Like Duns Scotus' Oxford, this sonnet was written during Hopkins' short stay in Oxford in 1879. What is significant is that it is the first of his expanded sonnets, which the line lengths move way beyond the pentameter of his previous ones. He was to use this expanded sonnet form later in a number of highly successful poems, such as Felix Randall and some of his last sonnets. This one is best regarded as experimental.

A complex poem

Hopkins' friend, Robert Bridges, to whom he sent all his poems, found Henry Purcell very difficult, requiring lines explained to him by Hopkins. As Bridges kept all his letters, we have the benefit of these explanations, though the explanations are sometimes almost as difficult as the original lines! Bridges' opinion was that Hopkins was guilty of a ‘purely artistic wantonness' with his words and phraseology - a kind way of saying he was being too clever.
Difficulty in poetry has to be judged as objectively as possible:

  • If the difficulty arises from the complexity of the thought or idea or perception of the poet, fair enough
  • If it is just the poet showing off in some way, it is to be condemned
  • ‘Could it have been said more simply?' is always a relevant question, and we shall be asking it.

Musical inspiration

Hopkins came from an artistic family, in which the enjoyment of music took a significant place.

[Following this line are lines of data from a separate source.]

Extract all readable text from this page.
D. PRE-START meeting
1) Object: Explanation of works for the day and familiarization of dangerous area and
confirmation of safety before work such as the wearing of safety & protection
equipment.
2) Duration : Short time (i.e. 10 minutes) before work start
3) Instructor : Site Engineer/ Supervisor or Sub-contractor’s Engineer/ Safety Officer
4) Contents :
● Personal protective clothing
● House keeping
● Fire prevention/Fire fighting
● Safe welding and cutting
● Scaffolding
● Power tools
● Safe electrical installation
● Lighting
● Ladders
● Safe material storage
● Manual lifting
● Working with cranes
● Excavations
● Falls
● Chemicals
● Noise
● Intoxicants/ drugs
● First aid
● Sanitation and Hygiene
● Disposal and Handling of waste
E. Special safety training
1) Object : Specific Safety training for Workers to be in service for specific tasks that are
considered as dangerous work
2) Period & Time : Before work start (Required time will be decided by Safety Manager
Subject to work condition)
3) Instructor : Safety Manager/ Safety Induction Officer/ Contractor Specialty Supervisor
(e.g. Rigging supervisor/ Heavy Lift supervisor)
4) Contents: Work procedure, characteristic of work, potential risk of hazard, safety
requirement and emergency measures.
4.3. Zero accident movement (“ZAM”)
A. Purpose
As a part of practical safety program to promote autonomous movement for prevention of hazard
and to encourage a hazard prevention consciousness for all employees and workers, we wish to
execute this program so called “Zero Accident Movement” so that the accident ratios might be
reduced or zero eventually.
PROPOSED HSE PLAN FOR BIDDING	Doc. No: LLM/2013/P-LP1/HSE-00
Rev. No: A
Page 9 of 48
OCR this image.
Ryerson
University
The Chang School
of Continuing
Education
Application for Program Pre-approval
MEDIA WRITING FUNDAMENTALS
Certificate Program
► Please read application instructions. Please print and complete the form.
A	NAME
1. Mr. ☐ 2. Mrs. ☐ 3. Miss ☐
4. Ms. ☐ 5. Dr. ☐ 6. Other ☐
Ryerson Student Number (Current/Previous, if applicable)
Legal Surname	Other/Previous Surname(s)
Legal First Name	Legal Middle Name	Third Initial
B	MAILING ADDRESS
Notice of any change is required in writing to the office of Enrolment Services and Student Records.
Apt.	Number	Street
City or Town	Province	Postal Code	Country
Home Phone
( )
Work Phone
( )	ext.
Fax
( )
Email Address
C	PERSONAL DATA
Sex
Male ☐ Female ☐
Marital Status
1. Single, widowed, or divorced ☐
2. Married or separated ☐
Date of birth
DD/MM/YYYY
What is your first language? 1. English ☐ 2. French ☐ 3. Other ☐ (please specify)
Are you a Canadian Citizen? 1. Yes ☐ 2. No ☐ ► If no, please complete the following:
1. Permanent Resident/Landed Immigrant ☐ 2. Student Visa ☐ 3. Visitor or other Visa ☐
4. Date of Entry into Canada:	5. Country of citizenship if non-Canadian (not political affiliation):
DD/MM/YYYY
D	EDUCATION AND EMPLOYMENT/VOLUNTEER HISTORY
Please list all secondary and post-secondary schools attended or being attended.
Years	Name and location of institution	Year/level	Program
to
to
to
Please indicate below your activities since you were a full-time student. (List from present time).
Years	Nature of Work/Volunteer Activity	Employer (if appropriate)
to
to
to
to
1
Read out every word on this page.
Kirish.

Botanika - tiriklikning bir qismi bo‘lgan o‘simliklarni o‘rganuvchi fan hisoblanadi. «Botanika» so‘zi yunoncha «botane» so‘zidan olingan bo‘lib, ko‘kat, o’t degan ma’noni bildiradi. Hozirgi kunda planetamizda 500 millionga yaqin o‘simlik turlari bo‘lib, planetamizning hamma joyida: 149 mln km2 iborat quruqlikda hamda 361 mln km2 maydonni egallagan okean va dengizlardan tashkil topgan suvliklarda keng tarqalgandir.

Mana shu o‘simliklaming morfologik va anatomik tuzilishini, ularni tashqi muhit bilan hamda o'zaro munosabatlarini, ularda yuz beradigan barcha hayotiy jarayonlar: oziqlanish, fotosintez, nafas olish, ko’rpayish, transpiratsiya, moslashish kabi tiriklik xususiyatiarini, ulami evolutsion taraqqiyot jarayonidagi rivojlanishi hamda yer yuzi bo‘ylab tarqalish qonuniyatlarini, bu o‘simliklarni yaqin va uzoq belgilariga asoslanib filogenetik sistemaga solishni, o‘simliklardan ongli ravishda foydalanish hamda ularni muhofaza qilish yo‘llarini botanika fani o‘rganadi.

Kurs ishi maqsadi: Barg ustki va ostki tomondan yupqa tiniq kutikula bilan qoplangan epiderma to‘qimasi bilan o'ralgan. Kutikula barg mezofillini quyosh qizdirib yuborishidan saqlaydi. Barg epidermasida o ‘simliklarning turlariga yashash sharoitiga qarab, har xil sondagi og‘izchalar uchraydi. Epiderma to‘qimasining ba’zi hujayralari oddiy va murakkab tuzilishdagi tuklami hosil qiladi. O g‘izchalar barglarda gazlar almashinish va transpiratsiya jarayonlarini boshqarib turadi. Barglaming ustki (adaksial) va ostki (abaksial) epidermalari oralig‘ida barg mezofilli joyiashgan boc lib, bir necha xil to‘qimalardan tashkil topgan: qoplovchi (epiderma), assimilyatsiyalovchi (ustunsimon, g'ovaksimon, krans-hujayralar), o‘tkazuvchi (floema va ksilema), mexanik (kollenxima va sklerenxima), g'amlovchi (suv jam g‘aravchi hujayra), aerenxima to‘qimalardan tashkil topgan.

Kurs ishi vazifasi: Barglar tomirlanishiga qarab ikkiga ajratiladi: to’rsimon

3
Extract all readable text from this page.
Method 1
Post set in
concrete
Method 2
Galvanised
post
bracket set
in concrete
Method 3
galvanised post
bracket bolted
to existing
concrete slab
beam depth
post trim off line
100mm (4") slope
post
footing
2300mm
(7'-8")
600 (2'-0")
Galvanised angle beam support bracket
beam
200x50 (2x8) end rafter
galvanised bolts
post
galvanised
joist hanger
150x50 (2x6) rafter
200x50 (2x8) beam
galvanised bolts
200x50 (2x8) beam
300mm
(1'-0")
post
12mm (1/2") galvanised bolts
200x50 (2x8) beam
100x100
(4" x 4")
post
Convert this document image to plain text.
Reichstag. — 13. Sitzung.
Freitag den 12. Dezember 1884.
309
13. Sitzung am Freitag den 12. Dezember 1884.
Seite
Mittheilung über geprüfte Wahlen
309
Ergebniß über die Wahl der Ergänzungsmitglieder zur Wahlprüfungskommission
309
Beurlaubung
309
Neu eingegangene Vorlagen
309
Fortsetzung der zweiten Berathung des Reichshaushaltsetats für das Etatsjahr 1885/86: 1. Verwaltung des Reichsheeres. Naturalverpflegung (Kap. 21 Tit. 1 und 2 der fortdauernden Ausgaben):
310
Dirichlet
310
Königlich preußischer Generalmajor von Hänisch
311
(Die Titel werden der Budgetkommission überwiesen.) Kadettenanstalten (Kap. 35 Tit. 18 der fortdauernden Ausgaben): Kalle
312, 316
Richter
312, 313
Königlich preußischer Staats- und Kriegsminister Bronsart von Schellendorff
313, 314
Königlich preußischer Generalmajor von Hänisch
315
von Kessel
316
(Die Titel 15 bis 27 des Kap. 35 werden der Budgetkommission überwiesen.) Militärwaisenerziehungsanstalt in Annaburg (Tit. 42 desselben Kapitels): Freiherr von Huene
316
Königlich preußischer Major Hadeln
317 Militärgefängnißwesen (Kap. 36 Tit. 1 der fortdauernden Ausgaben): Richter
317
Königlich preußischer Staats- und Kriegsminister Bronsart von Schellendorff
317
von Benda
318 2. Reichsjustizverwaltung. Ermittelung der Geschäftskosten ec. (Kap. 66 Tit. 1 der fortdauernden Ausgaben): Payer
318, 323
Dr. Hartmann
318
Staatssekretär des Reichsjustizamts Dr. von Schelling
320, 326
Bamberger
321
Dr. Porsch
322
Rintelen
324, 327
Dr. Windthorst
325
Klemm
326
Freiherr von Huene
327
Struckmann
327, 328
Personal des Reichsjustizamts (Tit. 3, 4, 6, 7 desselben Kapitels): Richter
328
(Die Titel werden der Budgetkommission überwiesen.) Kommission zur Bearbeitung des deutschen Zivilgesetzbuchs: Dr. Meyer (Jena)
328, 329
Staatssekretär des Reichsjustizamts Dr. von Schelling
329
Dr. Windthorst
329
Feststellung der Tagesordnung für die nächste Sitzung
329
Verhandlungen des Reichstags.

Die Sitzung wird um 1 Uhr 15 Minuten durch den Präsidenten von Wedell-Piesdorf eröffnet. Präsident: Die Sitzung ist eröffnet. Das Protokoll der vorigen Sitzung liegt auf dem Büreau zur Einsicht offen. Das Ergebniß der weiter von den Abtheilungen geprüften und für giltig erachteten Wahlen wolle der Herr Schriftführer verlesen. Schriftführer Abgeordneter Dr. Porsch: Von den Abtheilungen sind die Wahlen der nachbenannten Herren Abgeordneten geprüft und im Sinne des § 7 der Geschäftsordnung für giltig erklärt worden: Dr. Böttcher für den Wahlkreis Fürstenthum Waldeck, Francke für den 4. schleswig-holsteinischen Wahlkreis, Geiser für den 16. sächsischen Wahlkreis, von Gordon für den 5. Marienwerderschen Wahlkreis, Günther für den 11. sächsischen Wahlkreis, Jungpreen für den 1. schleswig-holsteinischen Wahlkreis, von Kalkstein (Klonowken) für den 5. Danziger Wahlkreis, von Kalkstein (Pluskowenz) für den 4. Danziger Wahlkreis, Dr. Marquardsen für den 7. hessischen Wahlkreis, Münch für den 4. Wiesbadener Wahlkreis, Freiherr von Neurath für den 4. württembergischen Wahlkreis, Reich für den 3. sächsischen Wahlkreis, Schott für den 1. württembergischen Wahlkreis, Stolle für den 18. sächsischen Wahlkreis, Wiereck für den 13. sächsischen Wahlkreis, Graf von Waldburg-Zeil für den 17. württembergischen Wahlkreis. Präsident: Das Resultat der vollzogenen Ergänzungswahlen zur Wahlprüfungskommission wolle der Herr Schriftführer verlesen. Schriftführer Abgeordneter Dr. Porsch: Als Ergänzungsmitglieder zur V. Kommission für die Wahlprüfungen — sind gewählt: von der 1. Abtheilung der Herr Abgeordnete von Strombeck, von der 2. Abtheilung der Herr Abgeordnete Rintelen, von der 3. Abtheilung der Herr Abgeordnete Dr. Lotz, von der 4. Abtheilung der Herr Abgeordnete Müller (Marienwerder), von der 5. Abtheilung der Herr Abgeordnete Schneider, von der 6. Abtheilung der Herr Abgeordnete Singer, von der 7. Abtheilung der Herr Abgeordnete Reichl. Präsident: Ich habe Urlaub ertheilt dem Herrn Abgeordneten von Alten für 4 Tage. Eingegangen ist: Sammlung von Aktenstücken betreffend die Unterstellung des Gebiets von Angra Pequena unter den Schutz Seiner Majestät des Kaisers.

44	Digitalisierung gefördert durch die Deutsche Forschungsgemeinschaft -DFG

He was especially keen on Henry Purcell. More on Purcell?Henry Purcell

More on Purcell: Henry Purcell was an English composer living at the end of the seventeenth and beginning of the eighteenth century. Hopkins suggests Purcell was among ‘the greats', having an important part in the development of British music. Purcell's opera ‘Dido and Aeneas' is one of a few significant British operas.

Quite why Hopkins chose this moment of time to write of his admiration is not clear. It is interesting that Hopkins chose to write about a philosopher and a musician at much the same time.

Investigating Henry Purcell
  • Have you ever experienced grappling with a difficult poem, and finding that, finally, it has excited you as you have pieced it together?
    • Has this happened with Hopkins' poetry for you?
  • Is there any person from the past about whom you would like to write a poem?
    • Or would you like to write about the experience of reading or hearing something they have created?